# DX5 Print head replacement



## ghostofmedusa (Mar 12, 2013)

Hi - quick question. I'll be needing a replacement print head for my R2880 based machine. I see that they just stopped production of the Epson R2880 and replaced it with the R3000. Is the R3000 print head still a DX5 head? 

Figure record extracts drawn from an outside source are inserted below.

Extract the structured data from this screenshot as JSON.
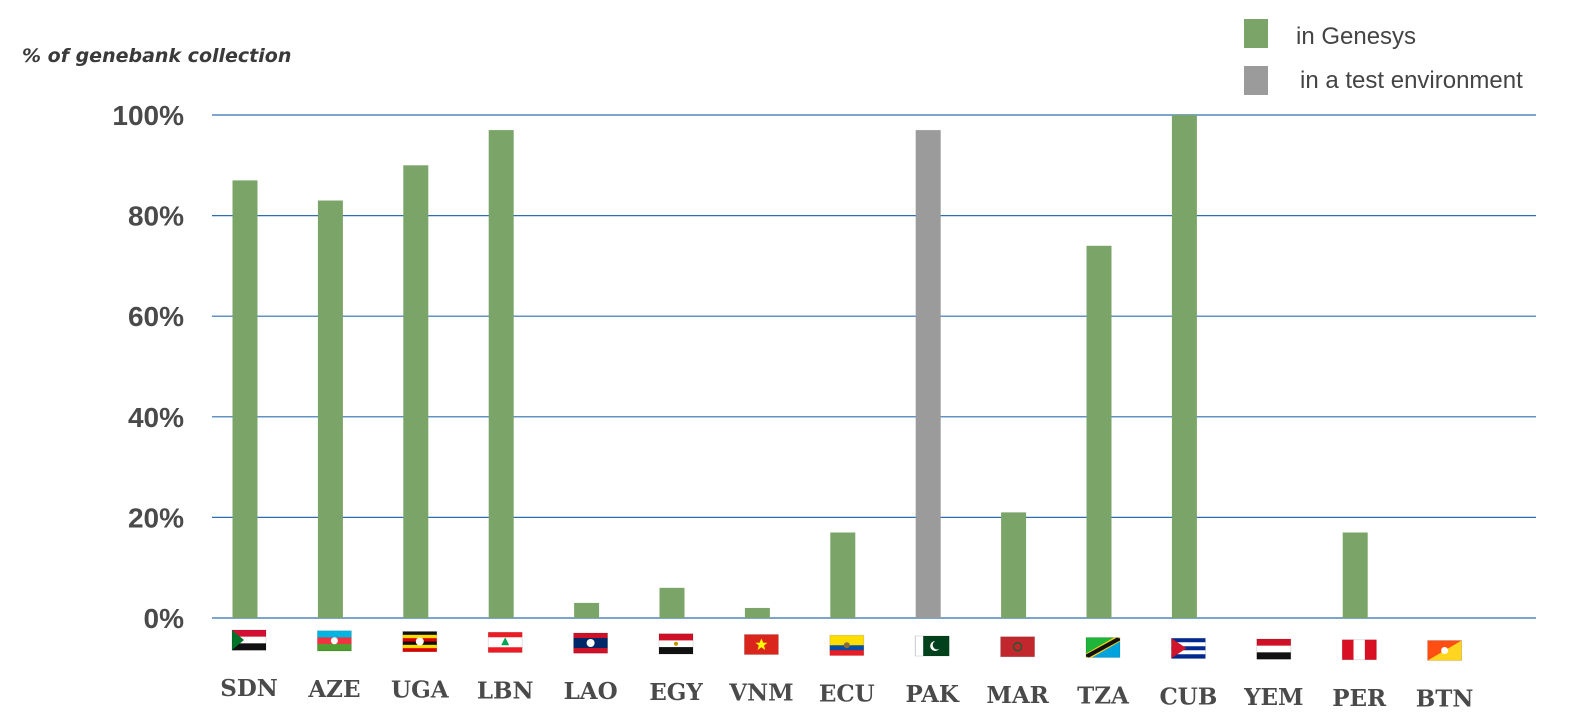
{
  "chart_data": {
    "type": "bar",
    "ylabel": "% of genebank collection",
    "xlabel": "",
    "ylim": [
      0,
      100
    ],
    "yticks": [
      "0%",
      "20%",
      "40%",
      "60%",
      "80%",
      "100%"
    ],
    "ytick_values": [
      0,
      20,
      40,
      60,
      80,
      100
    ],
    "grid": true,
    "legend_position": "top-right",
    "legend": [
      {
        "name": "in Genesys",
        "color": "#7ba568"
      },
      {
        "name": "in a test environment",
        "color": "#9b9b9b"
      }
    ],
    "categories": [
      "SDN",
      "AZE",
      "UGA",
      "LBN",
      "LAO",
      "EGY",
      "VNM",
      "ECU",
      "PAK",
      "MAR",
      "TZA",
      "CUB",
      "YEM",
      "PER",
      "BTN"
    ],
    "series": [
      {
        "name": "in Genesys",
        "values": [
          87,
          83,
          90,
          97,
          3,
          6,
          2,
          17,
          0,
          21,
          74,
          100,
          0,
          17,
          0
        ]
      },
      {
        "name": "in a test environment",
        "values": [
          0,
          0,
          0,
          0,
          0,
          0,
          0,
          0,
          97,
          0,
          0,
          0,
          0,
          0,
          0
        ]
      }
    ],
    "flag_icons": [
      "flag-sudan-icon",
      "flag-azerbaijan-icon",
      "flag-uganda-icon",
      "flag-lebanon-icon",
      "flag-laos-icon",
      "flag-egypt-icon",
      "flag-vietnam-icon",
      "flag-ecuador-icon",
      "flag-pakistan-icon",
      "flag-morocco-icon",
      "flag-tanzania-icon",
      "flag-cuba-icon",
      "flag-yemen-icon",
      "flag-peru-icon",
      "flag-bhutan-icon"
    ]
  }
}
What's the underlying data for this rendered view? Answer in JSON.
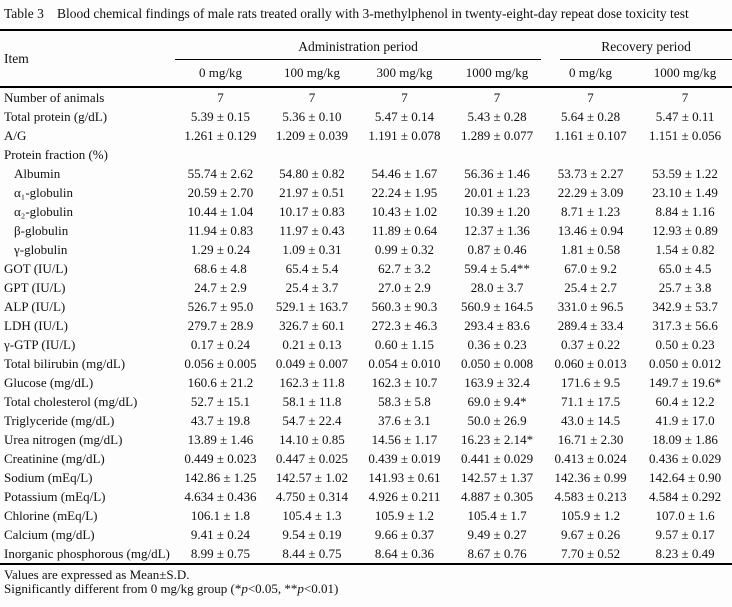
{
  "table_caption": {
    "label": "Table 3",
    "text": "Blood chemical findings of male rats treated orally with 3-methylphenol in twenty-eight-day repeat dose toxicity test"
  },
  "header": {
    "item_label": "Item",
    "admin_group": {
      "label": "Administration period",
      "columns": [
        "0 mg/kg",
        "100 mg/kg",
        "300 mg/kg",
        "1000 mg/kg"
      ]
    },
    "recovery_group": {
      "label": "Recovery period",
      "columns": [
        "0 mg/kg",
        "1000 mg/kg"
      ]
    }
  },
  "rows": [
    {
      "label": "Number of animals",
      "indent": false,
      "values": [
        "7",
        "7",
        "7",
        "7",
        "7",
        "7"
      ]
    },
    {
      "label": "Total protein (g/dL)",
      "indent": false,
      "values": [
        "5.39 ± 0.15",
        "5.36 ± 0.10",
        "5.47 ± 0.14",
        "5.43 ± 0.28",
        "5.64 ± 0.28",
        "5.47 ± 0.11"
      ]
    },
    {
      "label": "A/G",
      "indent": false,
      "values": [
        "1.261 ± 0.129",
        "1.209 ± 0.039",
        "1.191 ± 0.078",
        "1.289 ± 0.077",
        "1.161 ± 0.107",
        "1.151 ± 0.056"
      ]
    },
    {
      "label": "Protein fraction (%)",
      "indent": false,
      "values": [
        "",
        "",
        "",
        "",
        "",
        ""
      ]
    },
    {
      "label": "Albumin",
      "indent": true,
      "values": [
        "55.74 ± 2.62",
        "54.80 ± 0.82",
        "54.46 ± 1.67",
        "56.36 ± 1.46",
        "53.73 ± 2.27",
        "53.59 ± 1.22"
      ]
    },
    {
      "label": "α₁-globulin",
      "indent": true,
      "values": [
        "20.59 ± 2.70",
        "21.97 ± 0.51",
        "22.24 ± 1.95",
        "20.01 ± 1.23",
        "22.29 ± 3.09",
        "23.10 ± 1.49"
      ]
    },
    {
      "label": "α₂-globulin",
      "indent": true,
      "values": [
        "10.44 ± 1.04",
        "10.17 ± 0.83",
        "10.43 ± 1.02",
        "10.39 ± 1.20",
        "8.71 ± 1.23",
        "8.84 ± 1.16"
      ]
    },
    {
      "label": "β-globulin",
      "indent": true,
      "values": [
        "11.94 ± 0.83",
        "11.97 ± 0.43",
        "11.89 ± 0.64",
        "12.37 ± 1.36",
        "13.46 ± 0.94",
        "12.93 ± 0.89"
      ]
    },
    {
      "label": "γ-globulin",
      "indent": true,
      "values": [
        "1.29 ± 0.24",
        "1.09 ± 0.31",
        "0.99 ± 0.32",
        "0.87 ± 0.46",
        "1.81 ± 0.58",
        "1.54 ± 0.82"
      ]
    },
    {
      "label": "GOT (IU/L)",
      "indent": false,
      "values": [
        "68.6 ± 4.8",
        "65.4 ± 5.4",
        "62.7 ± 3.2",
        "59.4 ± 5.4**",
        "67.0 ± 9.2",
        "65.0 ± 4.5"
      ]
    },
    {
      "label": "GPT (IU/L)",
      "indent": false,
      "values": [
        "24.7 ± 2.9",
        "25.4 ± 3.7",
        "27.0 ± 2.9",
        "28.0 ± 3.7",
        "25.4 ± 2.7",
        "25.7 ± 3.8"
      ]
    },
    {
      "label": "ALP (IU/L)",
      "indent": false,
      "values": [
        "526.7 ± 95.0",
        "529.1 ± 163.7",
        "560.3 ± 90.3",
        "560.9 ± 164.5",
        "331.0 ± 96.5",
        "342.9 ± 53.7"
      ]
    },
    {
      "label": "LDH (IU/L)",
      "indent": false,
      "values": [
        "279.7 ± 28.9",
        "326.7 ± 60.1",
        "272.3 ± 46.3",
        "293.4 ± 83.6",
        "289.4 ± 33.4",
        "317.3 ± 56.6"
      ]
    },
    {
      "label": "γ-GTP (IU/L)",
      "indent": false,
      "values": [
        "0.17 ± 0.24",
        "0.21 ± 0.13",
        "0.60 ± 1.15",
        "0.36 ± 0.23",
        "0.37 ± 0.22",
        "0.50 ± 0.23"
      ]
    },
    {
      "label": "Total bilirubin (mg/dL)",
      "indent": false,
      "values": [
        "0.056 ± 0.005",
        "0.049 ± 0.007",
        "0.054 ± 0.010",
        "0.050 ± 0.008",
        "0.060 ± 0.013",
        "0.050 ± 0.012"
      ]
    },
    {
      "label": "Glucose (mg/dL)",
      "indent": false,
      "values": [
        "160.6 ± 21.2",
        "162.3 ± 11.8",
        "162.3 ± 10.7",
        "163.9 ± 32.4",
        "171.6 ± 9.5",
        "149.7 ± 19.6*"
      ]
    },
    {
      "label": "Total cholesterol (mg/dL)",
      "indent": false,
      "values": [
        "52.7 ± 15.1",
        "58.1 ± 11.8",
        "58.3 ± 5.8",
        "69.0 ± 9.4*",
        "71.1 ± 17.5",
        "60.4 ± 12.2"
      ]
    },
    {
      "label": "Triglyceride (mg/dL)",
      "indent": false,
      "values": [
        "43.7 ± 19.8",
        "54.7 ± 22.4",
        "37.6 ± 3.1",
        "50.0 ± 26.9",
        "43.0 ± 14.5",
        "41.9 ± 17.0"
      ]
    },
    {
      "label": "Urea nitrogen (mg/dL)",
      "indent": false,
      "values": [
        "13.89 ± 1.46",
        "14.10 ± 0.85",
        "14.56 ± 1.17",
        "16.23 ± 2.14*",
        "16.71 ± 2.30",
        "18.09 ± 1.86"
      ]
    },
    {
      "label": "Creatinine (mg/dL)",
      "indent": false,
      "values": [
        "0.449 ± 0.023",
        "0.447 ± 0.025",
        "0.439 ± 0.019",
        "0.441 ± 0.029",
        "0.413 ± 0.024",
        "0.436 ± 0.029"
      ]
    },
    {
      "label": "Sodium (mEq/L)",
      "indent": false,
      "values": [
        "142.86 ± 1.25",
        "142.57 ± 1.02",
        "141.93 ± 0.61",
        "142.57 ± 1.37",
        "142.36 ± 0.99",
        "142.64 ± 0.90"
      ]
    },
    {
      "label": "Potassium (mEq/L)",
      "indent": false,
      "values": [
        "4.634 ± 0.436",
        "4.750 ± 0.314",
        "4.926 ± 0.211",
        "4.887 ± 0.305",
        "4.583 ± 0.213",
        "4.584 ± 0.292"
      ]
    },
    {
      "label": "Chlorine (mEq/L)",
      "indent": false,
      "values": [
        "106.1 ± 1.8",
        "105.4 ± 1.3",
        "105.9 ± 1.2",
        "105.4 ± 1.7",
        "105.9 ± 1.2",
        "107.0 ± 1.6"
      ]
    },
    {
      "label": "Calcium (mg/dL)",
      "indent": false,
      "values": [
        "9.41 ± 0.24",
        "9.54 ± 0.19",
        "9.66 ± 0.37",
        "9.49 ± 0.27",
        "9.67 ± 0.26",
        "9.57 ± 0.17"
      ]
    },
    {
      "label": "Inorganic phosphorous (mg/dL)",
      "indent": false,
      "values": [
        "8.99 ± 0.75",
        "8.44 ± 0.75",
        "8.64 ± 0.36",
        "8.67 ± 0.76",
        "7.70 ± 0.52",
        "8.23 ± 0.49"
      ]
    }
  ],
  "footnotes": {
    "line1": "Values are expressed as Mean±S.D.",
    "line2_parts": [
      "Significantly different from 0 mg/kg group (*",
      "p",
      "<0.05, **",
      "p",
      "<0.01)"
    ]
  }
}
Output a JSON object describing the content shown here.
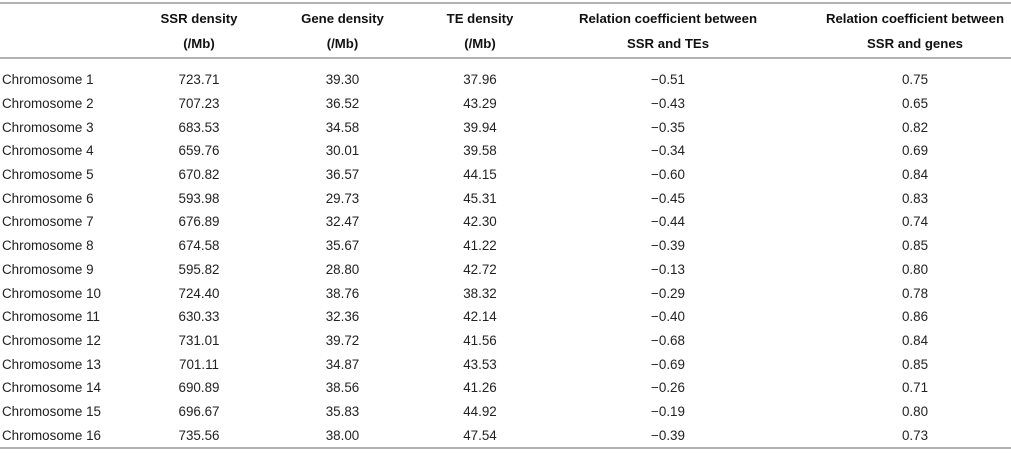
{
  "table": {
    "columns": [
      {
        "line1": "",
        "line2": ""
      },
      {
        "line1": "SSR density",
        "line2": "(/Mb)"
      },
      {
        "line1": "Gene density",
        "line2": "(/Mb)"
      },
      {
        "line1": "TE density",
        "line2": "(/Mb)"
      },
      {
        "line1": "Relation coefficient between",
        "line2": "SSR and TEs"
      },
      {
        "line1": "Relation coefficient between",
        "line2": "SSR and genes"
      }
    ],
    "rows": [
      [
        "Chromosome 1",
        "723.71",
        "39.30",
        "37.96",
        "−0.51",
        "0.75"
      ],
      [
        "Chromosome 2",
        "707.23",
        "36.52",
        "43.29",
        "−0.43",
        "0.65"
      ],
      [
        "Chromosome 3",
        "683.53",
        "34.58",
        "39.94",
        "−0.35",
        "0.82"
      ],
      [
        "Chromosome 4",
        "659.76",
        "30.01",
        "39.58",
        "−0.34",
        "0.69"
      ],
      [
        "Chromosome 5",
        "670.82",
        "36.57",
        "44.15",
        "−0.60",
        "0.84"
      ],
      [
        "Chromosome 6",
        "593.98",
        "29.73",
        "45.31",
        "−0.45",
        "0.83"
      ],
      [
        "Chromosome 7",
        "676.89",
        "32.47",
        "42.30",
        "−0.44",
        "0.74"
      ],
      [
        "Chromosome 8",
        "674.58",
        "35.67",
        "41.22",
        "−0.39",
        "0.85"
      ],
      [
        "Chromosome 9",
        "595.82",
        "28.80",
        "42.72",
        "−0.13",
        "0.80"
      ],
      [
        "Chromosome 10",
        "724.40",
        "38.76",
        "38.32",
        "−0.29",
        "0.78"
      ],
      [
        "Chromosome 11",
        "630.33",
        "32.36",
        "42.14",
        "−0.40",
        "0.86"
      ],
      [
        "Chromosome 12",
        "731.01",
        "39.72",
        "41.56",
        "−0.68",
        "0.84"
      ],
      [
        "Chromosome 13",
        "701.11",
        "34.87",
        "43.53",
        "−0.69",
        "0.85"
      ],
      [
        "Chromosome 14",
        "690.89",
        "38.56",
        "41.26",
        "−0.26",
        "0.71"
      ],
      [
        "Chromosome 15",
        "696.67",
        "35.83",
        "44.92",
        "−0.19",
        "0.80"
      ],
      [
        "Chromosome 16",
        "735.56",
        "38.00",
        "47.54",
        "−0.39",
        "0.73"
      ]
    ]
  },
  "colors": {
    "rule": "#b2b2b2",
    "header_text": "#111111",
    "body_text": "#222222",
    "background": "#ffffff"
  }
}
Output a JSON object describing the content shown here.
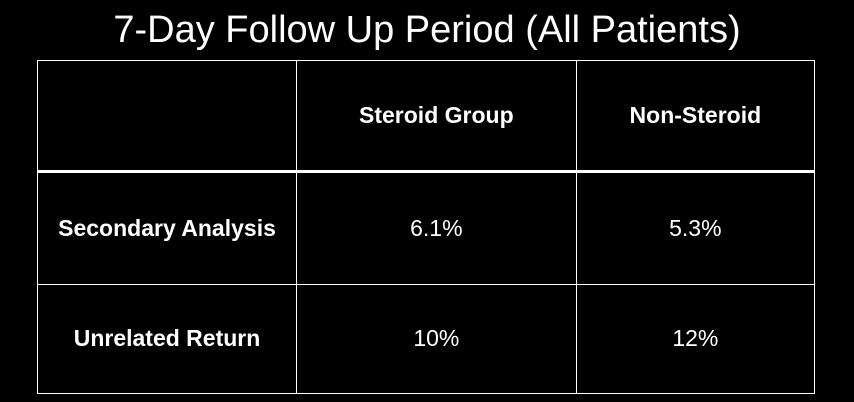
{
  "title": "7-Day Follow Up Period (All Patients)",
  "table": {
    "header": [
      "",
      "Steroid Group",
      "Non-Steroid"
    ],
    "rows": [
      [
        "Secondary Analysis",
        "6.1%",
        "5.3%"
      ],
      [
        "Unrelated Return",
        "10%",
        "12%"
      ]
    ]
  }
}
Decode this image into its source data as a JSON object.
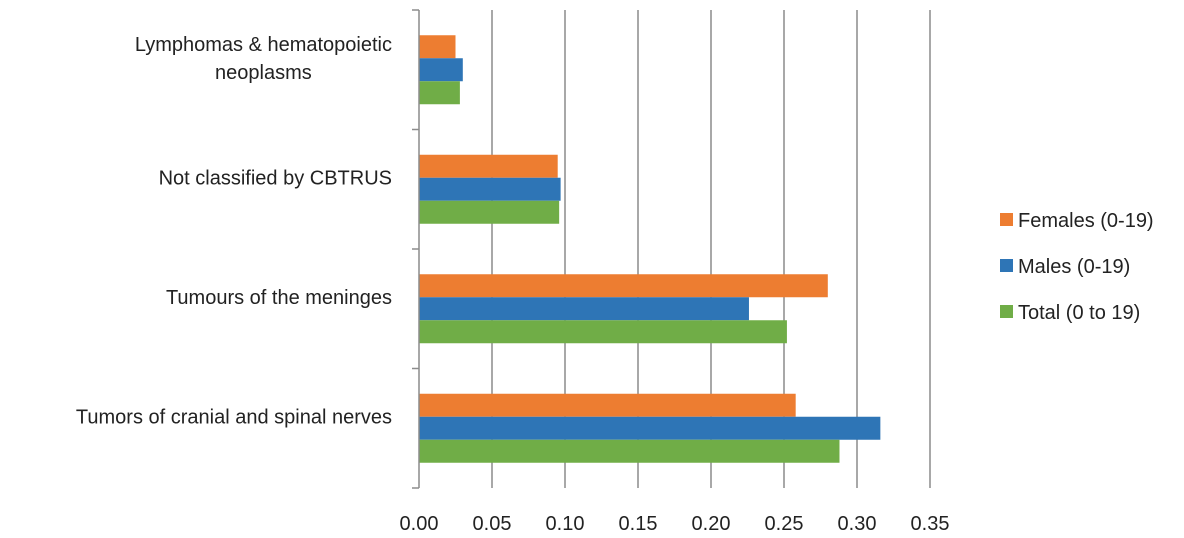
{
  "chart_data": {
    "type": "bar",
    "orientation": "horizontal",
    "categories": [
      "Lymphomas & hematopoietic neoplasms",
      "Not classified by CBTRUS",
      "Tumours of the meninges",
      "Tumors of cranial and spinal nerves"
    ],
    "category_lines": [
      [
        "Lymphomas & hematopoietic",
        "neoplasms"
      ],
      [
        "Not classified by CBTRUS"
      ],
      [
        "Tumours of the meninges"
      ],
      [
        "Tumors of cranial and spinal nerves"
      ]
    ],
    "series": [
      {
        "name": "Females (0-19)",
        "color": "#ED7D31",
        "values": [
          0.025,
          0.095,
          0.28,
          0.258
        ]
      },
      {
        "name": "Males (0-19)",
        "color": "#2E75B6",
        "values": [
          0.03,
          0.097,
          0.226,
          0.316
        ]
      },
      {
        "name": "Total (0 to 19)",
        "color": "#70AD47",
        "values": [
          0.028,
          0.096,
          0.252,
          0.288
        ]
      }
    ],
    "x_ticks": [
      "0.00",
      "0.05",
      "0.10",
      "0.15",
      "0.20",
      "0.25",
      "0.30",
      "0.35"
    ],
    "xlim": [
      0,
      0.35
    ],
    "grid": true,
    "legend_position": "right",
    "title": "",
    "xlabel": "",
    "ylabel": ""
  }
}
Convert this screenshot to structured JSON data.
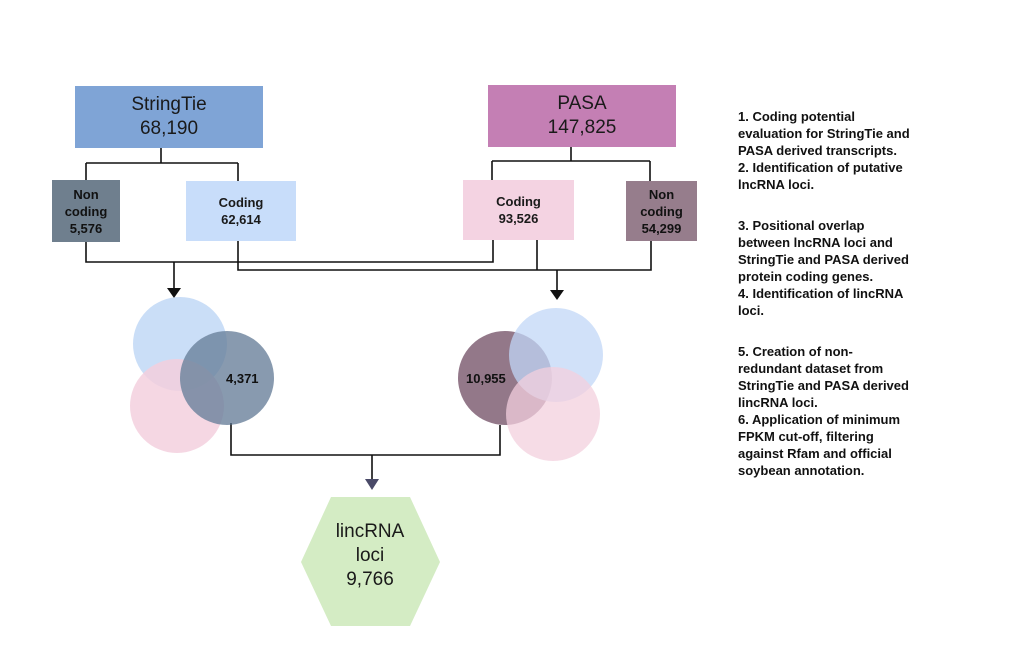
{
  "stringtie": {
    "name": "StringTie",
    "count": "68,190"
  },
  "pasa": {
    "name": "PASA",
    "count": "147,825"
  },
  "left_noncoding": {
    "line1": "Non",
    "line2": "coding",
    "count": "5,576"
  },
  "left_coding": {
    "label": "Coding",
    "count": "62,614"
  },
  "right_coding": {
    "label": "Coding",
    "count": "93,526"
  },
  "right_noncoding": {
    "line1": "Non",
    "line2": "coding",
    "count": "54,299"
  },
  "venn_left": {
    "value": "4,371"
  },
  "venn_right": {
    "value": "10,955"
  },
  "result": {
    "line1": "lincRNA",
    "line2": "loci",
    "count": "9,766"
  },
  "notes": {
    "block1": "1. Coding potential\nevaluation for StringTie and\nPASA derived transcripts.\n2. Identification of putative\nlncRNA loci.",
    "block2": "3. Positional overlap\nbetween lncRNA loci and\nStringTie and PASA derived\nprotein coding genes.\n4. Identification of lincRNA\nloci.",
    "block3": "5. Creation of non-\nredundant dataset from\nStringTie and PASA derived\nlincRNA loci.\n6. Application of minimum\nFPKM cut-off, filtering\nagainst Rfam and official\nsoybean annotation."
  },
  "colors": {
    "stringtie": "#7fa4d6",
    "pasa": "#c47fb4",
    "noncoding_left": "#6f7f8e",
    "coding_left": "#c8ddfa",
    "coding_right": "#f4d3e2",
    "noncoding_right": "#967d8c",
    "hexagon": "#d4ecc4"
  }
}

I know I could just buy a a head from a distributor, but EPSON doesn't recognize "FreeJet" as a machine to supply heads for. And I'd rather rip the new head out of the EPSON myself (what I did last time).

Let me know, Thanks


----------



## DTGPRINTERPARTS (Jul 13, 2012)

ghostofmedusa said:


> Hi - quick question. I'll be needing a replacement print head for my R2880 based machine. I see that they just stopped production of the Epson R2880 and replaced it with the R3000. Is the R3000 print head still a DX5 head?
> 
> I know I could just buy a a head from a distributor, but EPSON doesn't recognize "FreeJet" as a machine to supply heads for. And I'd rather rip the new head out of the EPSON myself (what I did last time).
> 
> Let me know, Thanks


Heyyyyyyy brotha from anotha motha.. call me will explain compatibility


----------



## ghostofmedusa (Mar 12, 2013)

DTGPRINTERPARTS said:


> Heyyyyyyy brotha from anotha motha.. call me will explain compatibility



What up Ant! Will call you tomorrow, have to read the girls some crazy "new age" anti bullying story for bedtime.. Thanks for the quick reply, Young Gun


----------



## DTGPRINTERPARTS (Jul 13, 2012)

ghostofmedusa said:


> What up Ant! Will call you tomorrow, have to read the girls some crazy "new age" anti bullying story for bedtime.. Thanks for the quick reply, Young Gun


Lol funny. Will look forward to hearing from my fellow Greek. Basically the R3000 is what my Spectra is based off of but will tell all tomorrow. Oh and yeah tomorrow would be better. For once gonna crash before 11. Never get to do that lol.


----------